I have a sensitive heart. I know it and I cant do anything to change it, nor would I like to. I went into the field of human services because of it. I have always tried to help those that need help whether it be a client when I worked for ARC in New York, a bride with little money when I was a saleswoman in that industry, the tough on the outside loner in middle school, or an immigrant child with a Christmas wish that I was able to fulfill. The work I have done (along with many others) over the past decade on our anti-bullying program at work has been both a joy and an aggravation. My sensitive heart led me to volunteer and, for awhile,I was the only Paraprofessional on the committee. It was right up my alley. We have developed a well respected and ever-changing program that is used in both our middle schools. We call it Planet Peace.

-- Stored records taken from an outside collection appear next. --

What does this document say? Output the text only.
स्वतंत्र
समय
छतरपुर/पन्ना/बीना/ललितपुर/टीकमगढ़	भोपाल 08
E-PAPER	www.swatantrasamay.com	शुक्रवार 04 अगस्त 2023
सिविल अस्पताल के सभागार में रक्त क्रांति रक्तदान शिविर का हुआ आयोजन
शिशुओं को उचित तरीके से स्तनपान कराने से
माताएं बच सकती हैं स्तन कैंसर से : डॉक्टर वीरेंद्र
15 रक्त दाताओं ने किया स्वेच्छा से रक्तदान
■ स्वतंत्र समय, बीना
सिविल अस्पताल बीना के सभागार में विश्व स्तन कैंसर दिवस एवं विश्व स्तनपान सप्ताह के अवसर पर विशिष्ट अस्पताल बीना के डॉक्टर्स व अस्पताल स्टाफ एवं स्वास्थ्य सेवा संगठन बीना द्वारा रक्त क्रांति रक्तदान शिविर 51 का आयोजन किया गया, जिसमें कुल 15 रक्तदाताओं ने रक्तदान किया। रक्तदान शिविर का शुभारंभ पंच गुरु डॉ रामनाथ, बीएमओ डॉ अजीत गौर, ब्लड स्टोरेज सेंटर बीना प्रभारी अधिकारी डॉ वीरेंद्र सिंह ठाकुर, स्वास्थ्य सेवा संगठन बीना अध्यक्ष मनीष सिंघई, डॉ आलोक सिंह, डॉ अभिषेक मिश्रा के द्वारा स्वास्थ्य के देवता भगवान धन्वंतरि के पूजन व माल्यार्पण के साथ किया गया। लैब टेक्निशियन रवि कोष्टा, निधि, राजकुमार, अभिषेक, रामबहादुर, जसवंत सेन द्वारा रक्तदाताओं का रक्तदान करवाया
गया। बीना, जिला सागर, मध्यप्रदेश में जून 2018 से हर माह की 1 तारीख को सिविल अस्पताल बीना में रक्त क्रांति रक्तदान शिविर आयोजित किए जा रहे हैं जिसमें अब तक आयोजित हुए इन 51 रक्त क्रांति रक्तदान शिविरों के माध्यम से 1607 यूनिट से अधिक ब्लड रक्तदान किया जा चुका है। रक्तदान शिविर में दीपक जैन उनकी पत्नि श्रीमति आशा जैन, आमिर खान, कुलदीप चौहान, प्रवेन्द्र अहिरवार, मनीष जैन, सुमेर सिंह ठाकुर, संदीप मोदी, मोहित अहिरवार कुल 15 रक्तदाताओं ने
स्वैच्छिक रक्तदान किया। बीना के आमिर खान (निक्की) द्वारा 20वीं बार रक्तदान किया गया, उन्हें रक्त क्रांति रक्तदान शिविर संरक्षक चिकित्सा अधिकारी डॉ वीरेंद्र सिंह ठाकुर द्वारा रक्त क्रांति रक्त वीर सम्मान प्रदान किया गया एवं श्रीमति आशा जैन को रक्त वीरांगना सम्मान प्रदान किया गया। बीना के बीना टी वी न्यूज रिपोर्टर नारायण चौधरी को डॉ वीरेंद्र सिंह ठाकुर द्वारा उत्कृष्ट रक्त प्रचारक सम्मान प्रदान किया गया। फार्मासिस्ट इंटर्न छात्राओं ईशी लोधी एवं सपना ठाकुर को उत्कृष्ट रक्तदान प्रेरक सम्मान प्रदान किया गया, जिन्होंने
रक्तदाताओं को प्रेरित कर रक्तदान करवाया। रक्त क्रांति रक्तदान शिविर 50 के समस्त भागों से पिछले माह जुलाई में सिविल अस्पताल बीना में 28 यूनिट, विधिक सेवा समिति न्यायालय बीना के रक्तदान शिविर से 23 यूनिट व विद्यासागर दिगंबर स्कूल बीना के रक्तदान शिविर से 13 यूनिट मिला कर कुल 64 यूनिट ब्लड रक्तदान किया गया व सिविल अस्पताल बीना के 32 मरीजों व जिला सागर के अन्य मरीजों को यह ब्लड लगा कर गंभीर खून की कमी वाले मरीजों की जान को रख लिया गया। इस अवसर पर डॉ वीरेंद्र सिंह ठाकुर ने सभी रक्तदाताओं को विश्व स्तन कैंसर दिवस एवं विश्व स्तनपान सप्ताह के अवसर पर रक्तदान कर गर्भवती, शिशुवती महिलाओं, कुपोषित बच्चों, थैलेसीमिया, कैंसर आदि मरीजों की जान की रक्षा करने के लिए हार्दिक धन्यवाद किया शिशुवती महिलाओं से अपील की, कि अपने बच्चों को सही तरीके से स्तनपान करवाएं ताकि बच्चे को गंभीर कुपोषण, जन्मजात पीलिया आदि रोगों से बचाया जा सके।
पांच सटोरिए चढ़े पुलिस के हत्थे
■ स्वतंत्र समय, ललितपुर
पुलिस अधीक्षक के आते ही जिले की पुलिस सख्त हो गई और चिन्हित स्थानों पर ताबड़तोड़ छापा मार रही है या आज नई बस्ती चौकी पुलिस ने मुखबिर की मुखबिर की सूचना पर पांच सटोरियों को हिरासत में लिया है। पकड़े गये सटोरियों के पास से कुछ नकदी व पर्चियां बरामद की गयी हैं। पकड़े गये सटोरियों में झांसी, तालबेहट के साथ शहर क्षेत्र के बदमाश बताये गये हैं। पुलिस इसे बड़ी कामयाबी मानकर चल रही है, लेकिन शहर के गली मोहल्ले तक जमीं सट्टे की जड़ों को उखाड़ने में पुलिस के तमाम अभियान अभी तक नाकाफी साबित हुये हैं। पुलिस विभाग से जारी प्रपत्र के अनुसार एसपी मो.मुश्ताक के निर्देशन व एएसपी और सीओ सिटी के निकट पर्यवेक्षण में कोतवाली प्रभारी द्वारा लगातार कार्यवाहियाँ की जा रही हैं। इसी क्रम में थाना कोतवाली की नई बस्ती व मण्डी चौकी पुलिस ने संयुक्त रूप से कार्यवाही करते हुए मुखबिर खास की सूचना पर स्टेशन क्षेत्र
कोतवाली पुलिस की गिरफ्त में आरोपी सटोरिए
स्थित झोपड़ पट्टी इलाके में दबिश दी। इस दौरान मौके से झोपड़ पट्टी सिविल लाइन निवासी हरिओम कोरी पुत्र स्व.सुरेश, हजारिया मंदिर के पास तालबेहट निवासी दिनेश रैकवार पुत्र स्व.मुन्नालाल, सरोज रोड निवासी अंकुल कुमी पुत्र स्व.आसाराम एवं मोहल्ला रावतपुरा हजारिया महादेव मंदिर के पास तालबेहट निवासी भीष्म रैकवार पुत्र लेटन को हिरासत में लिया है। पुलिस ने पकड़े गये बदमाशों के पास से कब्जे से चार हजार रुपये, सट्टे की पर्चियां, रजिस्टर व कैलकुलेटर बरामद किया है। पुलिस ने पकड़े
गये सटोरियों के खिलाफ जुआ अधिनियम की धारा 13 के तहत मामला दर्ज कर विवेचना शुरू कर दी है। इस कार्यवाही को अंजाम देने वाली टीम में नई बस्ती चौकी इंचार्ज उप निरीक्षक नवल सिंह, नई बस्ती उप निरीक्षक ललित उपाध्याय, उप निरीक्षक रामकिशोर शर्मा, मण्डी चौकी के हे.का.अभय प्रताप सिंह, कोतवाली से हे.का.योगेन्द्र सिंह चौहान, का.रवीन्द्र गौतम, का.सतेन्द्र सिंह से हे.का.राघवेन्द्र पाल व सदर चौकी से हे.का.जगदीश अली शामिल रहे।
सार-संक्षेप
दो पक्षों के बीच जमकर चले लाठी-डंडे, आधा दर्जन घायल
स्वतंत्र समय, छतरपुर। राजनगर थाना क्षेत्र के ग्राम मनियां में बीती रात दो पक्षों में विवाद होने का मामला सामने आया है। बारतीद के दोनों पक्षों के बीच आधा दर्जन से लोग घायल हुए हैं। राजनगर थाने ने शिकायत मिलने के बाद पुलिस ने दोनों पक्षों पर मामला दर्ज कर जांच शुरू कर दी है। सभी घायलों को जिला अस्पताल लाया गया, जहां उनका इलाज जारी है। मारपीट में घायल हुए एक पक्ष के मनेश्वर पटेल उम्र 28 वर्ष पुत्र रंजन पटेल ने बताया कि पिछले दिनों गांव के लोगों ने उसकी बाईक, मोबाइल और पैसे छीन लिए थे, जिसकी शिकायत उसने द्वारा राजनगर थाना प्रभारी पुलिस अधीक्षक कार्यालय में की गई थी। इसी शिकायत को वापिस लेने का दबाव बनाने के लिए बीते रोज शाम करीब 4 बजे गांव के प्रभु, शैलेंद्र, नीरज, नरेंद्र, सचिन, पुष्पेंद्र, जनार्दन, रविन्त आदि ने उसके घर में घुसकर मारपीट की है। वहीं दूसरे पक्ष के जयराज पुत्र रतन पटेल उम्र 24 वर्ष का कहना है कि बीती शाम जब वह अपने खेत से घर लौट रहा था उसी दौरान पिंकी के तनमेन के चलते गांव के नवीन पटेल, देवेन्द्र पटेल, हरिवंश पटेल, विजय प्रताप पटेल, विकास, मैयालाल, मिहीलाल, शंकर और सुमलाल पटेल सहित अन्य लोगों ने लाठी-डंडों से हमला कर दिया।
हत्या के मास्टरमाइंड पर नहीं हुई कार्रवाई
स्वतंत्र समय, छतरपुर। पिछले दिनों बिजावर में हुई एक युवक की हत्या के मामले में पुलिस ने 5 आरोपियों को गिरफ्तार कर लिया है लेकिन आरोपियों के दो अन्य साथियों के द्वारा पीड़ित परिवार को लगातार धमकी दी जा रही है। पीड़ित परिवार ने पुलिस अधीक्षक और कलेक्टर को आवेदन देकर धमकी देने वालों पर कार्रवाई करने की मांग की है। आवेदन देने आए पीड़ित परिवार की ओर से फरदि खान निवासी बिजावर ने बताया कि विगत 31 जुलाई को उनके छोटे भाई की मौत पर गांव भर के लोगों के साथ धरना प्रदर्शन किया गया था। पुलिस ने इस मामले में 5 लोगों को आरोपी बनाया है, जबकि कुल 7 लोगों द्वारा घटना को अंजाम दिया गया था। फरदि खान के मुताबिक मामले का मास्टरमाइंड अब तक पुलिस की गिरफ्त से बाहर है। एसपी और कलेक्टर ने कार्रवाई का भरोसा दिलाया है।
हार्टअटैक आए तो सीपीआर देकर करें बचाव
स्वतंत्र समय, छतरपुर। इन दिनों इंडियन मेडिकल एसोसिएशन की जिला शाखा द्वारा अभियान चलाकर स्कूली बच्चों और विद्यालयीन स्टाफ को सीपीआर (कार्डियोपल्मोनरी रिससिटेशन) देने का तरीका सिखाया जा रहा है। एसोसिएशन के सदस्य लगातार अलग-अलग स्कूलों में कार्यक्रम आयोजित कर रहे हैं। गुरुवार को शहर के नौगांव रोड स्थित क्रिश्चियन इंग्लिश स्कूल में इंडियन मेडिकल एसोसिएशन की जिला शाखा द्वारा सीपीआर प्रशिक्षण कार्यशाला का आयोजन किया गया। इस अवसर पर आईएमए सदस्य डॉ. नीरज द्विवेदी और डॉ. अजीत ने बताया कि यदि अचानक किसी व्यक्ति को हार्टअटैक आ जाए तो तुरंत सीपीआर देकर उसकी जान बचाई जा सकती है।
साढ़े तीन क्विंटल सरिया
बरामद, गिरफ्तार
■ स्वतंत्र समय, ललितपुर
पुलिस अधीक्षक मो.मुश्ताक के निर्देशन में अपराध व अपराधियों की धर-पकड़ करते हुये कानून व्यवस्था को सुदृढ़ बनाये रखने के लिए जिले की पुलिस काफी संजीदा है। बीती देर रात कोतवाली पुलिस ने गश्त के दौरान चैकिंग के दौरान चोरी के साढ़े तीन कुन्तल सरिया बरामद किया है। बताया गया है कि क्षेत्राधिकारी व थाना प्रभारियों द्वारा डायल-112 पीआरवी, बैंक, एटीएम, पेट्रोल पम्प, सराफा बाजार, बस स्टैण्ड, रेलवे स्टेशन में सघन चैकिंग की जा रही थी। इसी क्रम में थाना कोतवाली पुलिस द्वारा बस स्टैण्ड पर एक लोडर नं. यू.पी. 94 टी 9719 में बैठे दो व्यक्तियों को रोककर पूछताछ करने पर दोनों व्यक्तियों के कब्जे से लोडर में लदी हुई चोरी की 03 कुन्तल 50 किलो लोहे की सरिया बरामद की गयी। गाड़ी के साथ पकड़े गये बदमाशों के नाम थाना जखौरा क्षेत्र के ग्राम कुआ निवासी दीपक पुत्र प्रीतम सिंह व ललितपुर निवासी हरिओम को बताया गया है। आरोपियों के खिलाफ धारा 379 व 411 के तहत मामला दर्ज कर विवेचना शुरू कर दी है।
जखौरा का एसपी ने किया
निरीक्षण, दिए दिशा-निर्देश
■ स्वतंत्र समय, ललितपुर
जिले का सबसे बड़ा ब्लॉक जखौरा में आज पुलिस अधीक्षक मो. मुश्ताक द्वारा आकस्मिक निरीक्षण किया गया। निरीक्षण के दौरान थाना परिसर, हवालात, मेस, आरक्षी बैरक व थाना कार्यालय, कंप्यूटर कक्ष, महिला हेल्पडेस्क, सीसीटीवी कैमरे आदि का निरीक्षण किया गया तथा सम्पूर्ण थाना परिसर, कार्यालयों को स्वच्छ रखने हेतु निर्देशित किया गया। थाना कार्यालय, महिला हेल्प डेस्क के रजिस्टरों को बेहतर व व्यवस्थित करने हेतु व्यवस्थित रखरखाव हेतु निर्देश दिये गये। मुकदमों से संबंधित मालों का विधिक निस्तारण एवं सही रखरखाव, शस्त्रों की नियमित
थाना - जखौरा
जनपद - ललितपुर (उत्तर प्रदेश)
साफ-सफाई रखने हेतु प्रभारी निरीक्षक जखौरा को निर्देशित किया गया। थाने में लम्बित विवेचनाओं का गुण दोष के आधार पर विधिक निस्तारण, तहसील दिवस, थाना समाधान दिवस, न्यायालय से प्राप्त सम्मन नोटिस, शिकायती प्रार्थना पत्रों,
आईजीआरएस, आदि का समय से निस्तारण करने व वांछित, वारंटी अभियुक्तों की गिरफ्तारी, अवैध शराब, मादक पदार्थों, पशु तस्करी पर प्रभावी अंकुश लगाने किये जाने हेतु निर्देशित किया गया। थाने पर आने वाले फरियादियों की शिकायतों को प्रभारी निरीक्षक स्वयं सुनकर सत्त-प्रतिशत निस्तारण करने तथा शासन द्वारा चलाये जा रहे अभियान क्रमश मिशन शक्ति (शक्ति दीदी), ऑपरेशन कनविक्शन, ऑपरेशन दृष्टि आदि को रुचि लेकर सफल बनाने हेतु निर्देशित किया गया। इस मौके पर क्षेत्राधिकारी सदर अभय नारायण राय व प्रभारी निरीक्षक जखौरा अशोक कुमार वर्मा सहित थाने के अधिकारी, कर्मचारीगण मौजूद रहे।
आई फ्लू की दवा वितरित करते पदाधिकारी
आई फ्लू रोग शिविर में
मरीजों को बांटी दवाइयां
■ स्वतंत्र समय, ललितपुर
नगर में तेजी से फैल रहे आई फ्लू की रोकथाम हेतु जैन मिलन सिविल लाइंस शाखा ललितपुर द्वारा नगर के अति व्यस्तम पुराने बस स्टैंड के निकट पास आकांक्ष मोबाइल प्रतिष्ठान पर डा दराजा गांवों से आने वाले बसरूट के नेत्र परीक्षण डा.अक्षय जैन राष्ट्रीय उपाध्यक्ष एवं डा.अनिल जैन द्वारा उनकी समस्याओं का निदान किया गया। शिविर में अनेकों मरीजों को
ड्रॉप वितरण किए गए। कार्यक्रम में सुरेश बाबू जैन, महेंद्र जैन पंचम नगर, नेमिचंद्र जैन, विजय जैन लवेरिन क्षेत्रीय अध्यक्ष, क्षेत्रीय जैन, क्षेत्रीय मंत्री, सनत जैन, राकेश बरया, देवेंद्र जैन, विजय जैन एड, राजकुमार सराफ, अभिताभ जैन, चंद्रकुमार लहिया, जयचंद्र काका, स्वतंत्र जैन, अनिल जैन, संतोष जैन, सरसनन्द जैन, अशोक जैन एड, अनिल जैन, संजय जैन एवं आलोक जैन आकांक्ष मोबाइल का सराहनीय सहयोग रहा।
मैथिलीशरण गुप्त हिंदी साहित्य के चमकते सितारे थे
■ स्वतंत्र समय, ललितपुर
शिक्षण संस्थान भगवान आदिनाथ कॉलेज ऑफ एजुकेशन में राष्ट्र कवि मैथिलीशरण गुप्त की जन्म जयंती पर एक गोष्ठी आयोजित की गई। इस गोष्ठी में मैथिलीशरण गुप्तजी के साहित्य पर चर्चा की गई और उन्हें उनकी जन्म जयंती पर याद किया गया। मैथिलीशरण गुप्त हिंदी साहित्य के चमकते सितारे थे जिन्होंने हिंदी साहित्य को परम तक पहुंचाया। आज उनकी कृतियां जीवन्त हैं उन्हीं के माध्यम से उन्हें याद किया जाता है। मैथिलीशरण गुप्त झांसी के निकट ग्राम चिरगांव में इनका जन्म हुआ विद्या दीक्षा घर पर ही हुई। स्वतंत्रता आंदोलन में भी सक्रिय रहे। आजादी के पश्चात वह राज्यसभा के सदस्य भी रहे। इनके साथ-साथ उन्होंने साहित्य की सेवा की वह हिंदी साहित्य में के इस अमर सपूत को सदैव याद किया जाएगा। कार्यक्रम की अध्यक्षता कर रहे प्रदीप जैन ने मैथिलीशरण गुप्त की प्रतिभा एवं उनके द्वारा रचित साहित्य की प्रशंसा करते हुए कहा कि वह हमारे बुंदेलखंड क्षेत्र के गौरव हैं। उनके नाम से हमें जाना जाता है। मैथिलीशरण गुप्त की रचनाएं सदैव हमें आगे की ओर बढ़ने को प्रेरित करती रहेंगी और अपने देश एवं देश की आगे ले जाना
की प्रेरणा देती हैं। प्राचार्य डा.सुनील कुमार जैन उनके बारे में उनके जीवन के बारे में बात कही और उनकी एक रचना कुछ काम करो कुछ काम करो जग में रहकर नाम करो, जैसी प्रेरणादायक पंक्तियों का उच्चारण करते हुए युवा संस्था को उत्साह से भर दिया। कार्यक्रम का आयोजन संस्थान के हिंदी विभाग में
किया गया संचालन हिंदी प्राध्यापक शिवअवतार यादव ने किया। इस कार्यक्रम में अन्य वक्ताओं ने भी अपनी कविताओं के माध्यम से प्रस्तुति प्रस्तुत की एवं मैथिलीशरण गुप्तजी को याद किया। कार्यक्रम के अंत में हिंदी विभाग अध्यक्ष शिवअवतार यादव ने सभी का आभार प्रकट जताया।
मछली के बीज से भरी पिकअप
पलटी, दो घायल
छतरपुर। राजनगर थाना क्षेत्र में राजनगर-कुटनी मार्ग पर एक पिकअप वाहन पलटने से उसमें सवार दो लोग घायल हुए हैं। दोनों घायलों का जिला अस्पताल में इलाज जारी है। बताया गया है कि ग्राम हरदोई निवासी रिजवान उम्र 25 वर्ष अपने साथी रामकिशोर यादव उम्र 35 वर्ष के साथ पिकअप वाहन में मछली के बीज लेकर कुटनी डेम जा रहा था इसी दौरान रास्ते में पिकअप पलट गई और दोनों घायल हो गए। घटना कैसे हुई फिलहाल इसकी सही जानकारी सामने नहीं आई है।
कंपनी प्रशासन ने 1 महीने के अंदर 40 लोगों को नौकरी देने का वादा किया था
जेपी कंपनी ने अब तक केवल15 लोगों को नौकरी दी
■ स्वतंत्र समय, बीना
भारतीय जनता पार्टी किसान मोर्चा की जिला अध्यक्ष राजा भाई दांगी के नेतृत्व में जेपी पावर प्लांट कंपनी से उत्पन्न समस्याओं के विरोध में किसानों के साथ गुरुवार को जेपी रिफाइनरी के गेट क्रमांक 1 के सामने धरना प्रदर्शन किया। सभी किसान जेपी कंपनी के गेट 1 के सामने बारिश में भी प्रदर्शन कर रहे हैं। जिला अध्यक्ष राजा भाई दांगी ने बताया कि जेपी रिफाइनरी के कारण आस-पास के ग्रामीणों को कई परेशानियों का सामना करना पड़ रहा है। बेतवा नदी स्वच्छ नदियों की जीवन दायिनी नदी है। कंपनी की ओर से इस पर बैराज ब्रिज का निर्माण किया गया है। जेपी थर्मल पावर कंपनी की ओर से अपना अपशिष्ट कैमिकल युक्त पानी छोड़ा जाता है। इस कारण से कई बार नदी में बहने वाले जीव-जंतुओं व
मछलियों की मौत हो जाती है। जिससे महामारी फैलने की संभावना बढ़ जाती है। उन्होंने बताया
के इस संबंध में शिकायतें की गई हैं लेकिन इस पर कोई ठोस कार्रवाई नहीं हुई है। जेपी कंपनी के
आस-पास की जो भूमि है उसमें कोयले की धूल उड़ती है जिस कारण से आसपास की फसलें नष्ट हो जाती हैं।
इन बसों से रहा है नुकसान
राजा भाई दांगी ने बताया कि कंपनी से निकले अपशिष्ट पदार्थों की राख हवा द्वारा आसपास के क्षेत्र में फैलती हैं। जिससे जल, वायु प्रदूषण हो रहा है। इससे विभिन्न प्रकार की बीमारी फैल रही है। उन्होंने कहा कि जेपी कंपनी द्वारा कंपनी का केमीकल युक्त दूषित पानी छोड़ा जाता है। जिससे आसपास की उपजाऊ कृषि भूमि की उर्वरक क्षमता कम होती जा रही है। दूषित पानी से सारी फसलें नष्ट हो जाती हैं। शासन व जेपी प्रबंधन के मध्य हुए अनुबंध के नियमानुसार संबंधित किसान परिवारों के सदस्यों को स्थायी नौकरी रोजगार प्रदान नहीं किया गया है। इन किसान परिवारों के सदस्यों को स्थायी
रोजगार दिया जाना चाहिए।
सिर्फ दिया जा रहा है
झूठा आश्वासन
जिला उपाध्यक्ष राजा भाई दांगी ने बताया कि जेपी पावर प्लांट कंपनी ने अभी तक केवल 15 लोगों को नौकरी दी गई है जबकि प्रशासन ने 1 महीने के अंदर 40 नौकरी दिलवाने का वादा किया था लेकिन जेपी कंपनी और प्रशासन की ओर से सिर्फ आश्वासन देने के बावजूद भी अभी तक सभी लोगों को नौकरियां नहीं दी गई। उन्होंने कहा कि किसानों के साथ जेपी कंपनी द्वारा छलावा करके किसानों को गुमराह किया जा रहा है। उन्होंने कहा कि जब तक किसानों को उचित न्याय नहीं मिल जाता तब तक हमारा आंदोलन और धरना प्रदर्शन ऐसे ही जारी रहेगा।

In the past few weeks I have heard more than one adult comment on the futility of such programs in the schools. It is true that bullying behaviors exist everywhere and I know it is still in our schools but I also know that it exists in businesses who have people in power who bully, TV reality shows, universities, and in families where one spouse is able to control the other by using tactics known to bullies. I have heard teachers in the past complain of having to teach the lessons provided to them and then tell me how hard it is to be "touchy-feely". Sometimes I feel I have to defend what we are trying to do. For a long time I could not read the feedback from our monthly lessons because it was so critical. I don't defend it anymore. I just know it is right.
I recognize wrong, too. I know that the words and slurs and innuendo that my father was called as an Italian-American are wrong. I know that saying something "is so gay" to mean not cool is wrong. Being a Jersey girl means something different to a lot of people now because of both the Housewives show and Jersey Shore, and having known lots of Jersey girls I can tell you the TV image is wrong. Talking heads who scream at their guests and cut them off or assume they are more patriotic because of what they believe are wrong. Former boyfriends who bombard their exes at work or home with repeated nasty phone calls are wrong. Kids taking their own lives because of the taunting, stalking, cyber attacks and relentlessness of others is wrong.
My philosophy has become the philosophy of one. If what we teach stops one kid from bullying we have succeeded. If it allows one young person to be an ally and stand beside a victim we have succeeded. If it enables one child to use the tools we teach to reach out for help we have succeeded. If one cocky 8th grader gains empathy for one not so cool 8th grader we have succeeded. I can live with helping one kid become more aware each year. I hope we reach many more than one but my goal is still that one.
The hub-bub after the rash of suicides due to bullying earlier this fall seems to have died down. In our school community, however, there is still a movement for awareness. We will share the message again this week, we will wear our I AM wristbands and t-shirts and teach again that what we say and do has consequences. We will show the I AM videos (some new ones made for the younger kids, too) and we will try and reach one more.
Anti-bullying week begins on Monday. One more chance to spread the message.
Desmond Tutu: "it is time for the world to think about new and improved ways to protect the future generations of tomorrow"
If we can all just concentrate on ONE, then we can make a huge difference. Count me in, Diane. And thanks for being you. (From another Jersey girl...) <3
ReplyDeleteDiane, once again you have shared an important message. One person saves one person who saves one person who saves one person and so on. You are right.
ReplyDeleteFantastic commentary. Great job! We are indeed blessed because of who you are and what you do!
ReplyDeletethis reminds me of the story of the child who walked along a beach throwing all of the grounded starfish back into the surf and an old man watching went up to the boy and told him his efforts were futile and didn't matter because there were thousands of grounded starfish. The boy continued and looked up at the old man and said "it makes a difference for this one."
ReplyDeleteI am sure Planet Peace made an impact on my children, they are empowered to speak up when they see bullying occur. Just this past Thursday Kedrin followed two boys in the hall at the high school and witnessed one deliberately push the other hard into a special needs student and then scream derogatory obscenities at the student. Kedrin grabbed the student by the arm and told him him to knock it off and challenged him , asked him if he needed to push someone around he could take him on. The student walked away. Kedrin then asked the special needs kid if he was OK and told reassured him that those kids were jerks. It bothered him so much that he went to the office and relayed the events to a secretary who then had him make a report to a counselor, he knew the name of one of the punks and told the counselor his name. I truly believe that his experiences in Planet Peace empowered him to stand up for this child and he had no qualms whatsoever about reporting it. There used to be a code about "telling" but thanks to the work you do our kids know that reporting bullying is the right thing to do. I was so proud of Kedrin and so grateful to the work you do that reinforces the values that we teach at home. I'm sure there are many situations like this and just because you don't hear of them there is no doubt that the work you do is anything but futile!
Dagmar, I always knew Kedrin was the strong silent type...thank you for sharing this, for bringing me to tears, for recognizing the small steps we are taking and for teaching your kids and their friends what friendship, ethics and love for each other really means.